Here we see the problem with framing an ideology of technological progress in material terms. It is immediately captured by the language of capital reproduction, of making money. And that is the fault that caused technical progress to fall out of favor in the broader culture; technical progress came to be seen as a tool primarily for making money.
There are very many ways to make money, many of the most lucrative of which our culture finds distasteful if not outright immoral. Conversely, most of the ways of making money contribute little to technical progress. The tech ecosystem Srinivasan calls on is deeply entwined with the mechanisms of capital reproduction. That’s what mainstream culture is reacting to. That’s how we went from scrappy idealistic hackers to snotty rich kids in the popular mind.
The cultural reaction has been swift and destructive, if not materially then certainly ideologically. That’s how “learn to code” went from an empowering mandate to grasp the future and became an acerbic response when someone is fired.

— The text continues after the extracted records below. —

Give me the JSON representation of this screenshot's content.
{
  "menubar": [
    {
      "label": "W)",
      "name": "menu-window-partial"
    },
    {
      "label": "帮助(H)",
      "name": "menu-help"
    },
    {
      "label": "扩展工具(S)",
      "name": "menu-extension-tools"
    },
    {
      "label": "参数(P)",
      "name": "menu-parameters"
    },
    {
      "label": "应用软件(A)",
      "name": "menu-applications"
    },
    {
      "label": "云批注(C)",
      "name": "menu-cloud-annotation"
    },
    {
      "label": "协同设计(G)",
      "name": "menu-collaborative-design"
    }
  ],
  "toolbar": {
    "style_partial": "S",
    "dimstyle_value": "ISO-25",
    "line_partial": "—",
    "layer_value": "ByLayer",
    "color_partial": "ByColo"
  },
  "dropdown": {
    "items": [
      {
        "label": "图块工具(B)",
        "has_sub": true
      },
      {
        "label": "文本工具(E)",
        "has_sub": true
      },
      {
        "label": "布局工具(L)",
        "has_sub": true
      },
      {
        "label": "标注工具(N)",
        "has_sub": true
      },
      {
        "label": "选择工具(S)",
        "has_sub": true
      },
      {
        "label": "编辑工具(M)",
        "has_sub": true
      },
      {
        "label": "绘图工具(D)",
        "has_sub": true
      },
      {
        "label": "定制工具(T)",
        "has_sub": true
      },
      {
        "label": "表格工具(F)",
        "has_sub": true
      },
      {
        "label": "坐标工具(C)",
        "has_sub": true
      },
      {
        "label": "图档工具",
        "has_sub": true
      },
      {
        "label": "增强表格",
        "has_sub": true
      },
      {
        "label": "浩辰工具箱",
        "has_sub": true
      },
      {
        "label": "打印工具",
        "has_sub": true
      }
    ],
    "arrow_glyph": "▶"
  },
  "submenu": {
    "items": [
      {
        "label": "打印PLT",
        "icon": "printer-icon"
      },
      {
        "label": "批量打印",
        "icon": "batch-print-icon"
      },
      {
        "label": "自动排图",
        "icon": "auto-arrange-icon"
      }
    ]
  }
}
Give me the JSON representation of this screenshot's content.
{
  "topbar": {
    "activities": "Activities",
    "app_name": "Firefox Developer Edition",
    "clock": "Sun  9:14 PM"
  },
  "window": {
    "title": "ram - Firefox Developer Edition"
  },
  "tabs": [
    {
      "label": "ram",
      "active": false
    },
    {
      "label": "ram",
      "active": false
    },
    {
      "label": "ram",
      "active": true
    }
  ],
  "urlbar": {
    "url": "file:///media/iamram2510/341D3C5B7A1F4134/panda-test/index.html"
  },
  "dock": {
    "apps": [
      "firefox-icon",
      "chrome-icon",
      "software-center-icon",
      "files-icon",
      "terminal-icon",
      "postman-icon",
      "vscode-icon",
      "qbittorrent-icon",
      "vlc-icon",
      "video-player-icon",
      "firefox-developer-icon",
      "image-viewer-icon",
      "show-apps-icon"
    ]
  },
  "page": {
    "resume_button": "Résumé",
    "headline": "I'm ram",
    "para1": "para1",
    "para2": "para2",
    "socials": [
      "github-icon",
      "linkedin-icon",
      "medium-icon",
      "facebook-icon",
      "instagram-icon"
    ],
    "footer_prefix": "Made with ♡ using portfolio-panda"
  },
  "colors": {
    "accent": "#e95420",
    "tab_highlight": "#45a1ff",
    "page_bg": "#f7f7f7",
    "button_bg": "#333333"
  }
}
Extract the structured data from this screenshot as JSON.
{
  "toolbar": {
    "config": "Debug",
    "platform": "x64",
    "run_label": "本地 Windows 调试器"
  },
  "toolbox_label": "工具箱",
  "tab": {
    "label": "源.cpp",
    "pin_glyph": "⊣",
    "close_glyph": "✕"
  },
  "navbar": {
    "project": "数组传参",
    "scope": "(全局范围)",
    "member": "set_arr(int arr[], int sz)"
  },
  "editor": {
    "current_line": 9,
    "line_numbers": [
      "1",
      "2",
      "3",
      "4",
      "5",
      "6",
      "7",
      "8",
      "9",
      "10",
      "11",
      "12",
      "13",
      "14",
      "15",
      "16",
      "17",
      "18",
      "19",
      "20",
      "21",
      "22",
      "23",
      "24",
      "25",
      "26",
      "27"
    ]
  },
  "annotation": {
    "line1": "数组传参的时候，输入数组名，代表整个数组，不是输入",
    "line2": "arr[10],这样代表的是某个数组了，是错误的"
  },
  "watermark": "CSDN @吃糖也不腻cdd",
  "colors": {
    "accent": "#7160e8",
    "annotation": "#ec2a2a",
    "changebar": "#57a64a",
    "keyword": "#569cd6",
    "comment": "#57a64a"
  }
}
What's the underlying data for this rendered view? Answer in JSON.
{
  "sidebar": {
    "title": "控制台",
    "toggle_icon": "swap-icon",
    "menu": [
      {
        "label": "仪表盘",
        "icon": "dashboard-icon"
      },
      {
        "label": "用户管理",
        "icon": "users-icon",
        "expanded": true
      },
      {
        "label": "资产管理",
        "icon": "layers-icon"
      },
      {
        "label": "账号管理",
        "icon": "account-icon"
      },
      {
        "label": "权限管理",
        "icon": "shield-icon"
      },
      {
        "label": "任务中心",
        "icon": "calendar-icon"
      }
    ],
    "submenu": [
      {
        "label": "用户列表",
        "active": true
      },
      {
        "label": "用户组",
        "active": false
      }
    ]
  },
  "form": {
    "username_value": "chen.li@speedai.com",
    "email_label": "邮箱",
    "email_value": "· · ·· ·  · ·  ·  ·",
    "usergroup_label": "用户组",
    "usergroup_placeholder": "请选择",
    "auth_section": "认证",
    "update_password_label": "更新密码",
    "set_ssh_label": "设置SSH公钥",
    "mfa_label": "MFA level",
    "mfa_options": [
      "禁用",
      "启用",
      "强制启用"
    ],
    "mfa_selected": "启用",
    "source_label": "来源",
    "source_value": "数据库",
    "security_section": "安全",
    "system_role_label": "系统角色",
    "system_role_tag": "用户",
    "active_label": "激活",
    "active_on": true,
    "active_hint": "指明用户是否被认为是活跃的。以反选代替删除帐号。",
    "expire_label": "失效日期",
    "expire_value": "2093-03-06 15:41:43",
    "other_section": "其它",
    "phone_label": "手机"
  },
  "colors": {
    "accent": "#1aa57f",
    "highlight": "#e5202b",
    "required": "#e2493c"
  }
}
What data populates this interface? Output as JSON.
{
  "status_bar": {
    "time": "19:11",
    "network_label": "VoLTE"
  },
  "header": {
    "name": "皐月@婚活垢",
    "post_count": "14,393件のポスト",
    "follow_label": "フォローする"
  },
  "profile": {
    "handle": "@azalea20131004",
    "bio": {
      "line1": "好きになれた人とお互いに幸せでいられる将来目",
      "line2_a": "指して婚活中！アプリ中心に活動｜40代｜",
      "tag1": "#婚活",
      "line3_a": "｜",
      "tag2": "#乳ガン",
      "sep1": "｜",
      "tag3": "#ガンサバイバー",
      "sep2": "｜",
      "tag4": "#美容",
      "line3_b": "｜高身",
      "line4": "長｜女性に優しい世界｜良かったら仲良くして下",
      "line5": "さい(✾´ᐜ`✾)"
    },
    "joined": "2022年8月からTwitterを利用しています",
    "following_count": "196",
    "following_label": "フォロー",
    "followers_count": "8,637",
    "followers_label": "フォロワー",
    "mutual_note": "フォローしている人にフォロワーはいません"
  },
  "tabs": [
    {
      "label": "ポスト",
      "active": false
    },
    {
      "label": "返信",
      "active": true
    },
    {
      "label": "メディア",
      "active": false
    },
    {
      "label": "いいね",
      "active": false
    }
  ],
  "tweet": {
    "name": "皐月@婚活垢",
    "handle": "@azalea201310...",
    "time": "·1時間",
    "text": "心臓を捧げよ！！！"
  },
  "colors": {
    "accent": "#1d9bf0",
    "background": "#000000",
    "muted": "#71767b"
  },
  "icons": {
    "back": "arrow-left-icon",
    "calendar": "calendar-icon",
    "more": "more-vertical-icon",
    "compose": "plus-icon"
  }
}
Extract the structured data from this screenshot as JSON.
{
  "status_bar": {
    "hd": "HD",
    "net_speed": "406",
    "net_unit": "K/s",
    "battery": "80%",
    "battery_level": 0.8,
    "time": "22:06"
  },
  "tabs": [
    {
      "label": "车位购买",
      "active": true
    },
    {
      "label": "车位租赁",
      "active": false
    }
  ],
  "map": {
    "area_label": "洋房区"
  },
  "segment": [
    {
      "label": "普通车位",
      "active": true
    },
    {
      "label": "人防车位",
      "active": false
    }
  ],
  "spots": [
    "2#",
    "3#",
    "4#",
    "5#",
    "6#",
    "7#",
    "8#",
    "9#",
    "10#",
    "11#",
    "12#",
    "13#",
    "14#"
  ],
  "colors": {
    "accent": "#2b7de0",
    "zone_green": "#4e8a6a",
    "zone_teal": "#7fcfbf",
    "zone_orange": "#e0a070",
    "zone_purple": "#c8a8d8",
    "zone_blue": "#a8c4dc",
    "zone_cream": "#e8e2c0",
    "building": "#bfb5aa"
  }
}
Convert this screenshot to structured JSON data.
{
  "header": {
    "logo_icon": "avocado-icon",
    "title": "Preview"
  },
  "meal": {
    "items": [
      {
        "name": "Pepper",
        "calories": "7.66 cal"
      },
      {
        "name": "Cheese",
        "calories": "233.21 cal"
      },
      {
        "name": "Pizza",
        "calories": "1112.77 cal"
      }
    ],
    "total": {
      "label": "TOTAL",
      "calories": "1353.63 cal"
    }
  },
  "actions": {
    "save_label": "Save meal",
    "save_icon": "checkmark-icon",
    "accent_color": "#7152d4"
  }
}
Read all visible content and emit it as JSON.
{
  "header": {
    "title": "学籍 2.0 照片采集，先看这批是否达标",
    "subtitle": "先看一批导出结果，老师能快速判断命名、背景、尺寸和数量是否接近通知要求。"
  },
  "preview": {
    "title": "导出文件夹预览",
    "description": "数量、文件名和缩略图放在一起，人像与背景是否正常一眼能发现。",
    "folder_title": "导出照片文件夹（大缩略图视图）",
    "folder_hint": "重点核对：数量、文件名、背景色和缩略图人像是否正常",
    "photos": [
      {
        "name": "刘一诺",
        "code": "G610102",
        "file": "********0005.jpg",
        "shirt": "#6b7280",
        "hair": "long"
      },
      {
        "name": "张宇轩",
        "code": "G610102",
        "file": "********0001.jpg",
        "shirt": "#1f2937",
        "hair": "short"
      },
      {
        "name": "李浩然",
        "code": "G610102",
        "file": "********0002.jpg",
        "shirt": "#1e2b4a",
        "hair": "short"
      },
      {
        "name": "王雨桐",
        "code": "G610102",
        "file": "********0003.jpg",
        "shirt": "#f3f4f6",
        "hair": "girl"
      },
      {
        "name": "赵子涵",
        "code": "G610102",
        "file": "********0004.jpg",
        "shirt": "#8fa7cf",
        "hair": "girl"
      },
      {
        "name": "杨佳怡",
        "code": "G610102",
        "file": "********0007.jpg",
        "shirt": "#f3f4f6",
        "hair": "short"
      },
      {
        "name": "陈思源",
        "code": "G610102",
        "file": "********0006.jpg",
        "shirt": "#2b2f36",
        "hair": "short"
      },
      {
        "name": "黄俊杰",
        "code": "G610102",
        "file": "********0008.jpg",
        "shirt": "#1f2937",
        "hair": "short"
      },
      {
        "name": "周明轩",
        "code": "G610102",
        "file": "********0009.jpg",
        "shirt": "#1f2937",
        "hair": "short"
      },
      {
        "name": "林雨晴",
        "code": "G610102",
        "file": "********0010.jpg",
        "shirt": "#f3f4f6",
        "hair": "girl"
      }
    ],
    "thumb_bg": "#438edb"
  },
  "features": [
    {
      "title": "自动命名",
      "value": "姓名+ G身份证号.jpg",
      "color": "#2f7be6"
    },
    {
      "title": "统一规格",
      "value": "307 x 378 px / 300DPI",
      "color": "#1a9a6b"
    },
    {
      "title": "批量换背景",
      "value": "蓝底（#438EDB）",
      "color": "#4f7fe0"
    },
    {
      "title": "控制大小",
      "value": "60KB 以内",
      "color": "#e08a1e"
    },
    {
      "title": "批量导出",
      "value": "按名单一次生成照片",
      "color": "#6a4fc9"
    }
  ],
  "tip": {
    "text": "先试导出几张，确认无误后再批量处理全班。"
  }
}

But we were hackers and scientists and idealists before anyone made a buck with a PC. If we believe in the magnitude of the stakes in play, we cannot afford to allow the perception of technological progress to continue to be wedded to capital reproduction. From the viewpoint that the ideology of technical progress as grounded in the human act of creation, this distinction is obvious. From that of material progress, it isn’t.
Let’s be real, a fundamental technical advance gives you the opportunity to get rich anyway. The key difference is that we place material progress downstream of ideology, and capital rewards material progress wherever it comes from.
TRUE BELIEVERS
Which way forward, if you really believe?
Srinivasan presents a vision of a parallel media ecosystem - the ‘exit’ of cultural production of the themes of technological progress from the mainstream media, so that the gospel of technical progress can be successfully propagated in the absence of journalistic cynicism. This is in my opinion a mistake. We cannot afford to exit.
Though mainstream media may be fragmenting and dissolving into a million tiny islands, we cannot afford to merely create our own, even if it’s a particularly nice one. Nobody will know to show up except those who were already looking for it.
It will take a decentralized, sustained, broad, and ultimately culturally relevant effort by people speaking the language of the mainstream - not wrapped up in the capital-captured language of the tech startup, or the musty technical drone of academic philosopy - to reach people.
Despite some of my misgivings about the particulars of “The Purpose of Technology” the renewal of conversations about what technical progress means to people is extremely exciting. We have not really had this conversation as a culture for decades. Too much has been hollow cynicism or wide eyed bloodless naïveté.
Among the many things I agree with Srinivasan is the call for a renewed sense of responsibility among technologists. To do what we do with purpose, regardless of what drives it. And to be clear about what that purpose is to others and to ourselves.
The future is coming, and we must choose to rise to meet it.